Смит не ответил, жизнь уже покидала его тело.
Дениел посмотрел на часы, у него оставалось всего несколько минут, прежде чем сюда приедут пожарные. Но он был готов к подобному повороту событий, и давно запасся дюжиной галлонов бензина.
* * *Дениел стоял на пирсе и сверху вниз, неподвижно смотрел на медленно тонущий в бурлящих водах озера Мичиган «додж-стентон», включенные фары которого делали его похожим на глубоководный батискаф океанской экспедиции.
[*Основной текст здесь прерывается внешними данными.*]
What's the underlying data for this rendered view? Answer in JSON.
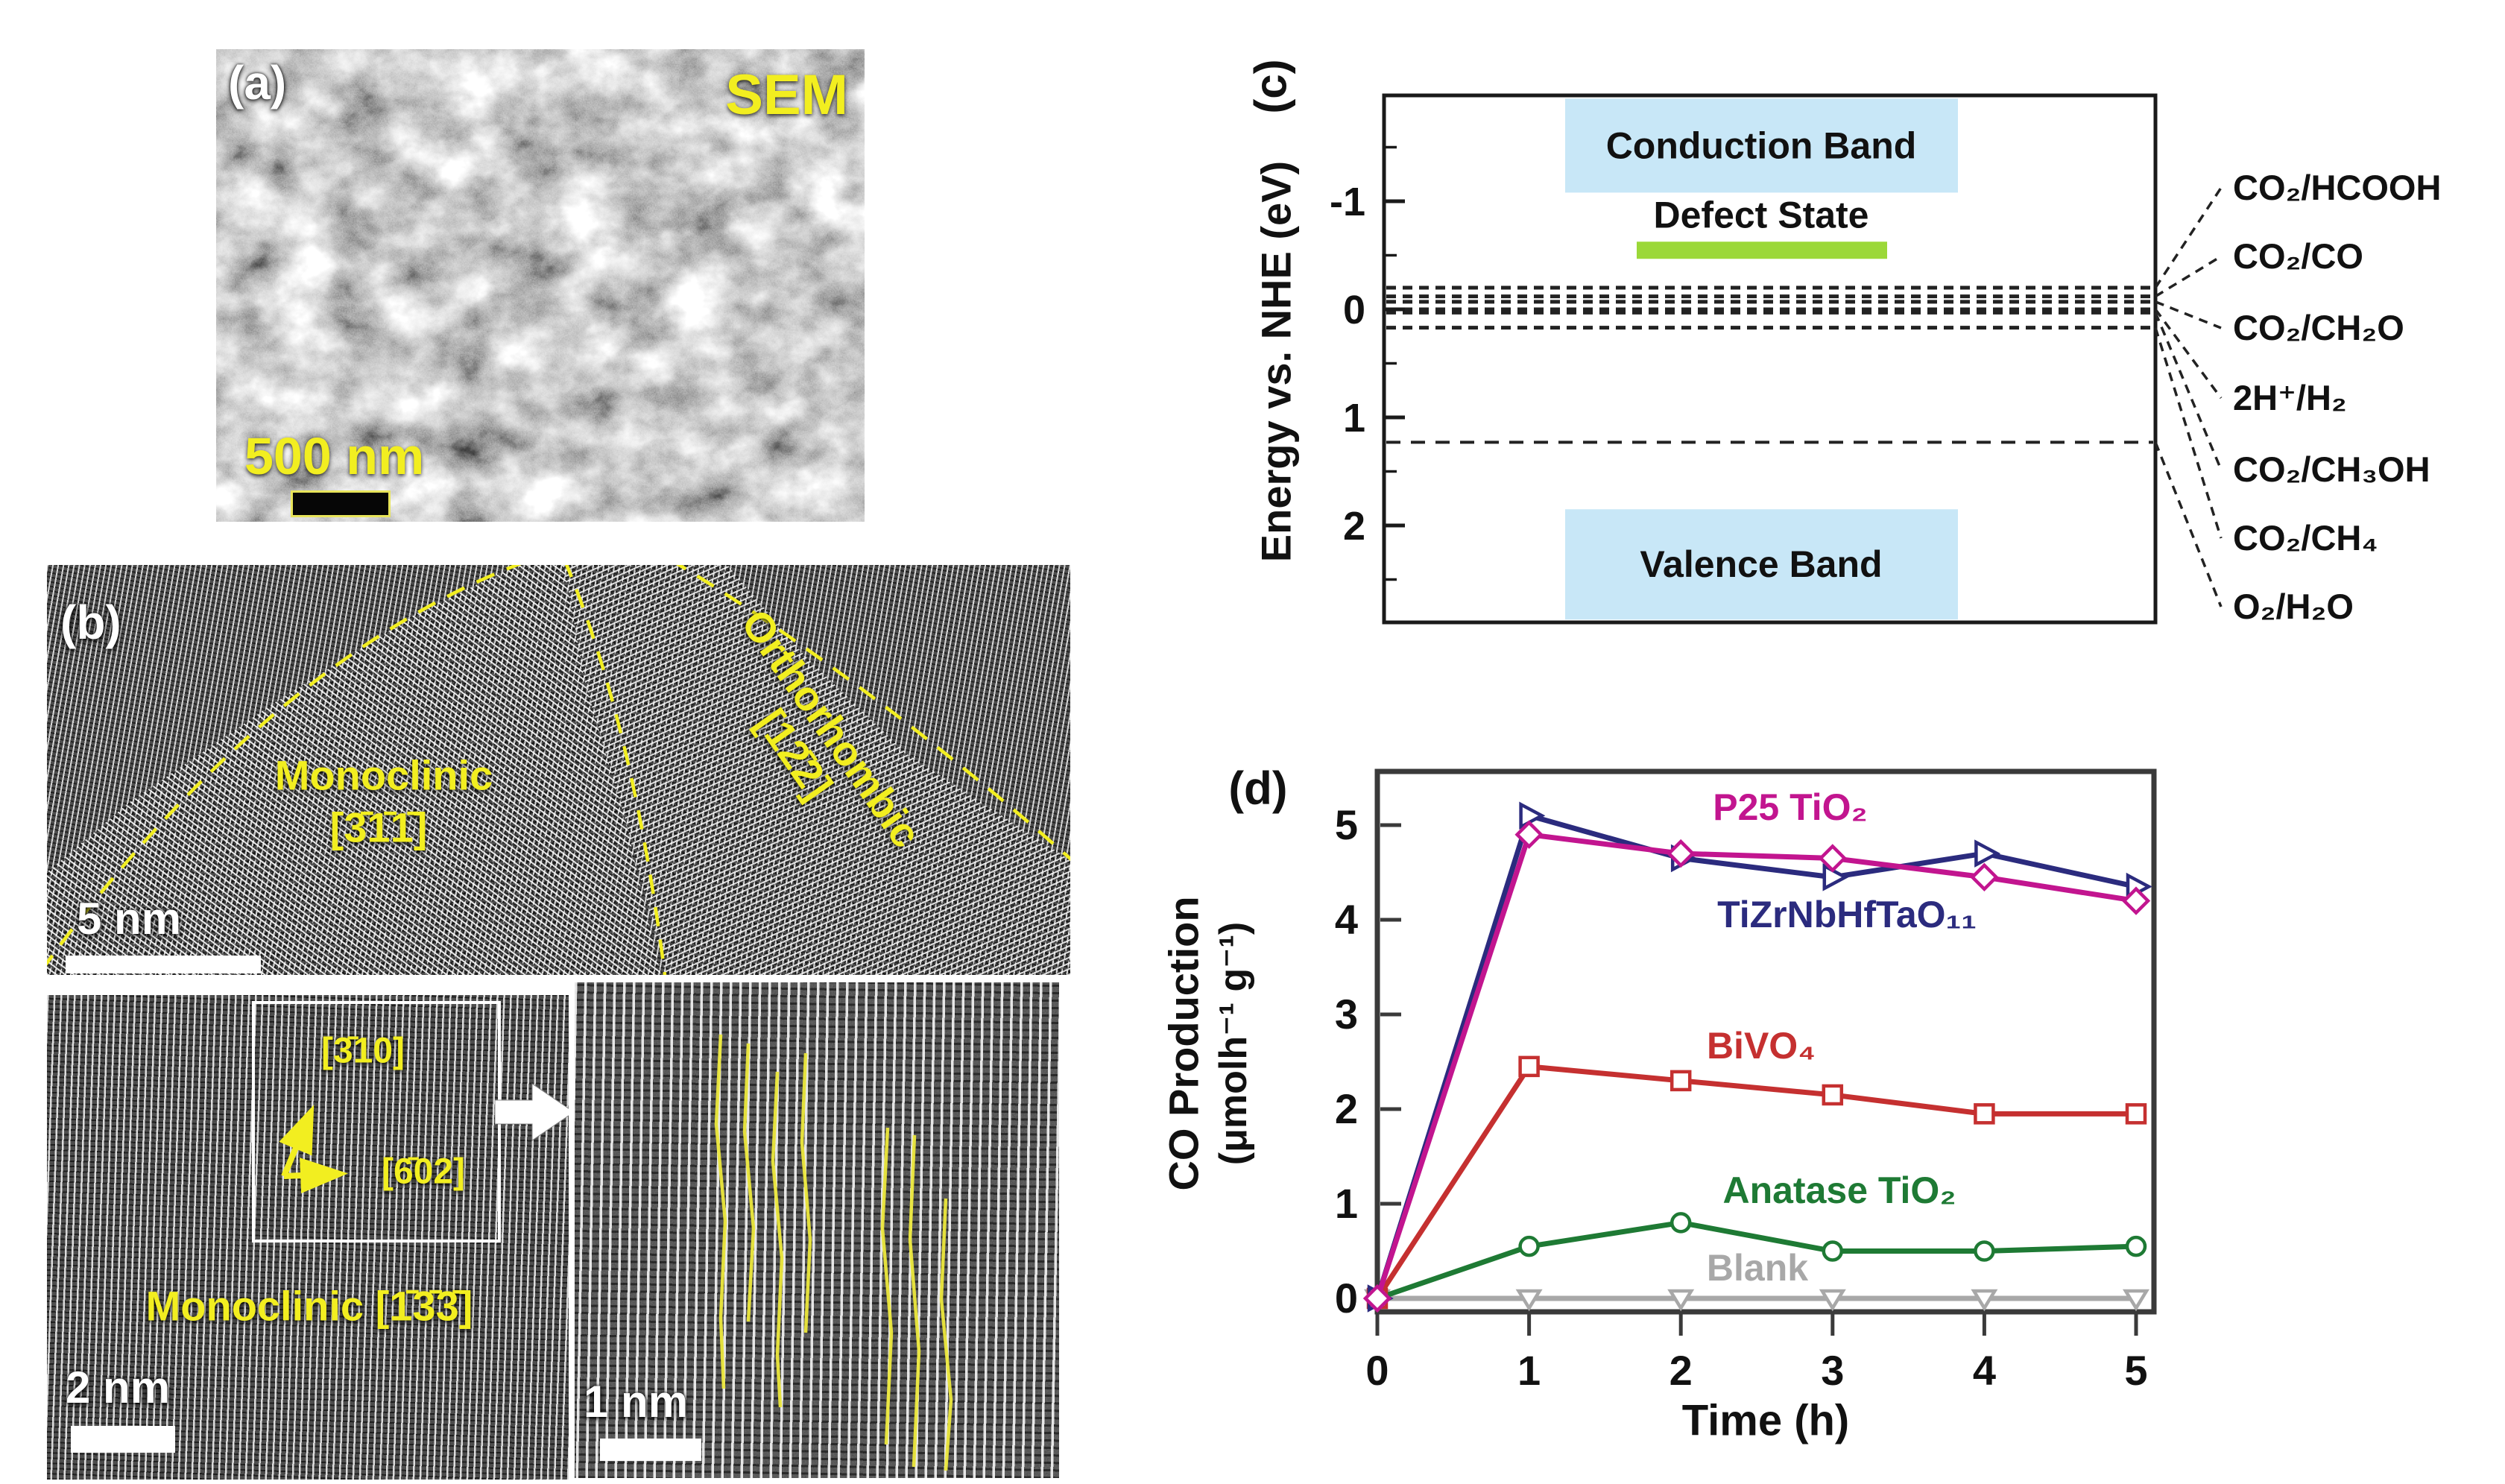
{
  "panels": {
    "a": {
      "label": "(a)",
      "technique": "SEM",
      "scale_bar_text": "500 nm"
    },
    "b": {
      "label": "(b)",
      "main": {
        "grain_left_line1": "Monoclinic",
        "grain_left_line2": "[3̄1̄1̄]",
        "grain_right_line1": "Orthorhombic",
        "grain_right_line2": "[12̄2]",
        "scale_bar_text": "5 nm"
      },
      "bottom_left": {
        "zone_label": "Monoclinic [1̄3̄3̄]",
        "axis_up_label": "[3̄10]",
        "axis_right_label": "[6̄02]",
        "scale_bar_text": "2 nm"
      },
      "inset": {
        "scale_bar_text": "1 nm"
      }
    },
    "c": {
      "label": "(c)",
      "y_axis_label": "Energy vs. NHE (eV)",
      "y_ticks": [
        -1,
        0,
        1,
        2
      ],
      "conduction_band": {
        "label": "Conduction Band",
        "from_eV": -1.95,
        "to_eV": -1.08,
        "color": "#c8e7f7"
      },
      "defect_state": {
        "label": "Defect State",
        "eV": -0.55,
        "color": "#9bd838"
      },
      "valence_band": {
        "label": "Valence Band",
        "from_eV": 1.85,
        "to_eV": 2.87,
        "color": "#c8e7f7"
      },
      "redox_levels": [
        {
          "label": "CO₂/HCOOH",
          "eV": -0.2
        },
        {
          "label": "CO₂/CO",
          "eV": -0.12
        },
        {
          "label": "CO₂/CH₂O",
          "eV": -0.07
        },
        {
          "label": "2H⁺/H₂",
          "eV": 0.0
        },
        {
          "label": "CO₂/CH₃OH",
          "eV": 0.03
        },
        {
          "label": "CO₂/CH₄",
          "eV": 0.17
        },
        {
          "label": "O₂/H₂O",
          "eV": 1.23
        }
      ]
    },
    "d": {
      "label": "(d)"
    }
  },
  "chart_data": {
    "type": "line",
    "title": "",
    "xlabel": "Time (h)",
    "ylabel_line1": "CO Production",
    "ylabel_line2": "(μmolh⁻¹ g⁻¹)",
    "x": [
      0,
      1,
      2,
      3,
      4,
      5
    ],
    "yticks": [
      0,
      1,
      2,
      3,
      4,
      5
    ],
    "xlim": [
      0,
      5.1
    ],
    "ylim": [
      0,
      5.6
    ],
    "grid": false,
    "legend_position": "inline-labels",
    "series": [
      {
        "name": "TiZrNbHfTaO₁₁",
        "color": "#2b2b7e",
        "marker": "triangle-right",
        "values": [
          0,
          5.1,
          4.65,
          4.45,
          4.7,
          4.35
        ]
      },
      {
        "name": "P25 TiO₂",
        "color": "#c2158f",
        "marker": "diamond",
        "values": [
          0,
          4.9,
          4.7,
          4.65,
          4.45,
          4.2
        ]
      },
      {
        "name": "BiVO₄",
        "color": "#c53030",
        "marker": "square",
        "values": [
          0,
          2.45,
          2.3,
          2.15,
          1.95,
          1.95
        ]
      },
      {
        "name": "Anatase TiO₂",
        "color": "#1e7a34",
        "marker": "circle",
        "values": [
          0,
          0.55,
          0.8,
          0.5,
          0.5,
          0.55
        ]
      },
      {
        "name": "Blank",
        "color": "#a8a8a8",
        "marker": "triangle-down",
        "values": [
          0,
          0,
          0,
          0,
          0,
          0
        ]
      }
    ]
  }
}
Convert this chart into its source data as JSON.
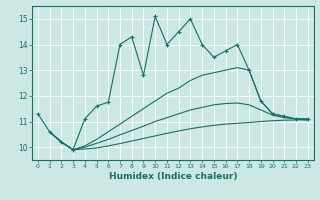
{
  "title": "",
  "xlabel": "Humidex (Indice chaleur)",
  "bg_color": "#cce8e4",
  "grid_color": "#ffffff",
  "line_color": "#1a6e62",
  "xlim": [
    -0.5,
    23.5
  ],
  "ylim": [
    9.5,
    15.5
  ],
  "yticks": [
    10,
    11,
    12,
    13,
    14,
    15
  ],
  "xticks": [
    0,
    1,
    2,
    3,
    4,
    5,
    6,
    7,
    8,
    9,
    10,
    11,
    12,
    13,
    14,
    15,
    16,
    17,
    18,
    19,
    20,
    21,
    22,
    23
  ],
  "line1_x": [
    0,
    1,
    2,
    3,
    4,
    5,
    6,
    7,
    8,
    9,
    10,
    11,
    12,
    13,
    14,
    15,
    16,
    17,
    18,
    19,
    20,
    21,
    22,
    23
  ],
  "line1_y": [
    11.3,
    10.6,
    10.2,
    9.9,
    11.1,
    11.6,
    11.75,
    14.0,
    14.3,
    12.8,
    15.1,
    14.0,
    14.5,
    15.0,
    14.0,
    13.5,
    13.75,
    14.0,
    13.0,
    11.8,
    11.3,
    11.2,
    11.1,
    11.1
  ],
  "line2_x": [
    1,
    2,
    3,
    4,
    5,
    6,
    7,
    8,
    9,
    10,
    11,
    12,
    13,
    14,
    15,
    16,
    17,
    18,
    19,
    20,
    21,
    22,
    23
  ],
  "line2_y": [
    10.6,
    10.2,
    9.9,
    10.05,
    10.3,
    10.6,
    10.9,
    11.2,
    11.5,
    11.8,
    12.1,
    12.3,
    12.6,
    12.8,
    12.9,
    13.0,
    13.1,
    13.0,
    11.8,
    11.3,
    11.2,
    11.1,
    11.1
  ],
  "line3_x": [
    1,
    2,
    3,
    4,
    5,
    6,
    7,
    8,
    9,
    10,
    11,
    12,
    13,
    14,
    15,
    16,
    17,
    18,
    19,
    20,
    21,
    22,
    23
  ],
  "line3_y": [
    10.6,
    10.2,
    9.9,
    10.0,
    10.15,
    10.3,
    10.48,
    10.65,
    10.82,
    11.0,
    11.15,
    11.3,
    11.45,
    11.55,
    11.65,
    11.7,
    11.72,
    11.65,
    11.45,
    11.25,
    11.15,
    11.1,
    11.05
  ],
  "line4_x": [
    1,
    2,
    3,
    4,
    5,
    6,
    7,
    8,
    9,
    10,
    11,
    12,
    13,
    14,
    15,
    16,
    17,
    18,
    19,
    20,
    21,
    22,
    23
  ],
  "line4_y": [
    10.6,
    10.2,
    9.9,
    9.93,
    9.97,
    10.05,
    10.14,
    10.24,
    10.34,
    10.44,
    10.54,
    10.63,
    10.72,
    10.79,
    10.85,
    10.9,
    10.93,
    10.96,
    11.0,
    11.03,
    11.05,
    11.06,
    11.07
  ]
}
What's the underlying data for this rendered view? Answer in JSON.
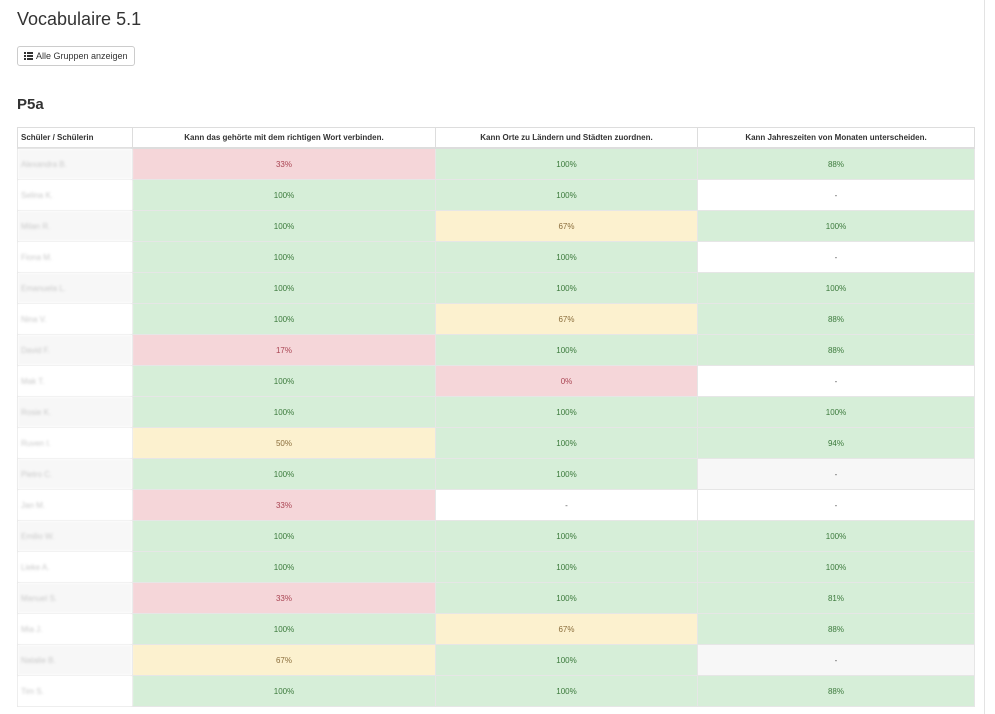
{
  "page": {
    "title": "Vocabulaire 5.1"
  },
  "toolbar": {
    "show_all_groups_label": "Alle Gruppen anzeigen",
    "show_all_groups_icon": "list-icon"
  },
  "group": {
    "name": "P5a"
  },
  "table": {
    "headers": [
      "Schüler / Schülerin",
      "Kann das gehörte mit dem richtigen Wort verbinden.",
      "Kann Orte zu Ländern und Städten zuordnen.",
      "Kann Jahreszeiten von Monaten unterscheiden."
    ],
    "status_colors": {
      "success": "#d6eed8",
      "danger": "#f5d6d9",
      "warning": "#fcf1cf"
    },
    "rows": [
      {
        "student": "Alexandra B.",
        "cells": [
          {
            "v": "33%",
            "s": "danger"
          },
          {
            "v": "100%",
            "s": "success"
          },
          {
            "v": "88%",
            "s": "success"
          }
        ]
      },
      {
        "student": "Selina K.",
        "cells": [
          {
            "v": "100%",
            "s": "success"
          },
          {
            "v": "100%",
            "s": "success"
          },
          {
            "v": "-",
            "s": "none"
          }
        ]
      },
      {
        "student": "Milan R.",
        "cells": [
          {
            "v": "100%",
            "s": "success"
          },
          {
            "v": "67%",
            "s": "warning"
          },
          {
            "v": "100%",
            "s": "success"
          }
        ]
      },
      {
        "student": "Fiona M.",
        "cells": [
          {
            "v": "100%",
            "s": "success"
          },
          {
            "v": "100%",
            "s": "success"
          },
          {
            "v": "-",
            "s": "none"
          }
        ]
      },
      {
        "student": "Emanuela L.",
        "cells": [
          {
            "v": "100%",
            "s": "success"
          },
          {
            "v": "100%",
            "s": "success"
          },
          {
            "v": "100%",
            "s": "success"
          }
        ]
      },
      {
        "student": "Nina V.",
        "cells": [
          {
            "v": "100%",
            "s": "success"
          },
          {
            "v": "67%",
            "s": "warning"
          },
          {
            "v": "88%",
            "s": "success"
          }
        ]
      },
      {
        "student": "David F.",
        "cells": [
          {
            "v": "17%",
            "s": "danger"
          },
          {
            "v": "100%",
            "s": "success"
          },
          {
            "v": "88%",
            "s": "success"
          }
        ]
      },
      {
        "student": "Mak T.",
        "cells": [
          {
            "v": "100%",
            "s": "success"
          },
          {
            "v": "0%",
            "s": "danger"
          },
          {
            "v": "-",
            "s": "none"
          }
        ]
      },
      {
        "student": "Rosie K.",
        "cells": [
          {
            "v": "100%",
            "s": "success"
          },
          {
            "v": "100%",
            "s": "success"
          },
          {
            "v": "100%",
            "s": "success"
          }
        ]
      },
      {
        "student": "Ruven I.",
        "cells": [
          {
            "v": "50%",
            "s": "warning"
          },
          {
            "v": "100%",
            "s": "success"
          },
          {
            "v": "94%",
            "s": "success"
          }
        ]
      },
      {
        "student": "Pietro C.",
        "cells": [
          {
            "v": "100%",
            "s": "success"
          },
          {
            "v": "100%",
            "s": "success"
          },
          {
            "v": "-",
            "s": "none-gray"
          }
        ]
      },
      {
        "student": "Jan M.",
        "cells": [
          {
            "v": "33%",
            "s": "danger"
          },
          {
            "v": "-",
            "s": "none"
          },
          {
            "v": "-",
            "s": "none"
          }
        ]
      },
      {
        "student": "Emilio W.",
        "cells": [
          {
            "v": "100%",
            "s": "success"
          },
          {
            "v": "100%",
            "s": "success"
          },
          {
            "v": "100%",
            "s": "success"
          }
        ]
      },
      {
        "student": "Lieke A.",
        "cells": [
          {
            "v": "100%",
            "s": "success"
          },
          {
            "v": "100%",
            "s": "success"
          },
          {
            "v": "100%",
            "s": "success"
          }
        ]
      },
      {
        "student": "Manuel S.",
        "cells": [
          {
            "v": "33%",
            "s": "danger"
          },
          {
            "v": "100%",
            "s": "success"
          },
          {
            "v": "81%",
            "s": "success"
          }
        ]
      },
      {
        "student": "Mia J.",
        "cells": [
          {
            "v": "100%",
            "s": "success"
          },
          {
            "v": "67%",
            "s": "warning"
          },
          {
            "v": "88%",
            "s": "success"
          }
        ]
      },
      {
        "student": "Natalie B.",
        "cells": [
          {
            "v": "67%",
            "s": "warning"
          },
          {
            "v": "100%",
            "s": "success"
          },
          {
            "v": "-",
            "s": "none-gray"
          }
        ]
      },
      {
        "student": "Tim S.",
        "cells": [
          {
            "v": "100%",
            "s": "success"
          },
          {
            "v": "100%",
            "s": "success"
          },
          {
            "v": "88%",
            "s": "success"
          }
        ]
      }
    ]
  }
}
Словно вместе со старым автомобилем, ставшим могилой для Смита, исчезала вся его прошлая жизнь. Ещё один сожженный мост. Наверное, так оно и было. Смит вынудил отойти от первоначального плана, закрасить стену и спокойно уйти, оставив пустующий ангар, пылится без дела. Нужно было срочно уничтожить все улики. И пожар стал идеальным прикрытием.
Окружные коронеры, которых через несколько часов наверняка вызовут «порыбачить», спишут случившиеся на очередную бандитскую разборку. А они. Что ж, пусть воспримут это как вызов. Такой и подобает быть могиле убийцы и предателя, провожаемого в Преисподнюю визгливыми криками чаек, кружащихся над водой белыми пятнами, словно души былых утопленников принимающих к себе собрата. Холодной и безымянной.
— Холодной и безымянной, — вслух повторил Дениел.
А какой будет могила для него самого? Что выведут на безликой плите, каких сотни на грейсленднском кладбище: убийца, маньяк, враг народа? И выделят ли ему могилу. Не станет ли его пристанищем отхожая выгребная яма, коей удостаивали безымянные трупы висельников, отведавших обжигающих объятий петли. Никакого «От любящей Лизы» — теперь-то о нем уже некому позаботиться. Его жена давным-давно спит, а дочь… О дочери Дениел старался не думать. Что ж, значит таков чей-то жребий. Пускай это будет головной болью кого-нибудь другого.
Есть и второй вариант, не умирать и продолжать жить, терпеливо ожидая, пока этот кошмар закончится. Идти до конца, пока не сотрутся подошвы. А может, Смит, в конечном итоге был прав. Дочку ведь уже не вернешь.
— Видишь, как все повернулось, милая.
Наконец, над задним бампером тонущей машины с тихим плеском, похожим на хлопок сомкнулись черные своды озера, и стоящий на пирсе Дениел разжал кулак, посмотрев на перстень, который снял с пальца Смита. Теперь уже мертвеца Смита — ещё одно зачеркнутое имя в длинном списке должников. Они все заплатили, вернув ему долг. Почти все. Осталось только отрубить гидре голову. Развернув листок, Дениел щелкнул крышкой серебристой «зиппо», с косой гравировкой «От Смитти и Братика. Не проспи будущее друг! Выпуск 1981 года» и почиркав кресалом, смотрел, как бумагу стремительно пожирает мятущееся на ветру пламя. Потом он разжал пальцы, и остатки листа развеялись в воздухе облачком черной пыльцы.
Захлопнув крышку и повертев в руке, Дениел выбросил зажигалку, постаравшись закинуть ее как можно дальше. Помедлив аккуратно надел перстень на безымянный палец правой руки, ощутив, как кожу кольнуло и внутри прибора тихонько пискнуло. Размяв фаланги, Дениел посмотрел на тонкую полоску алеющего горизонта над озером. Наступал новый день, и впереди было много работы.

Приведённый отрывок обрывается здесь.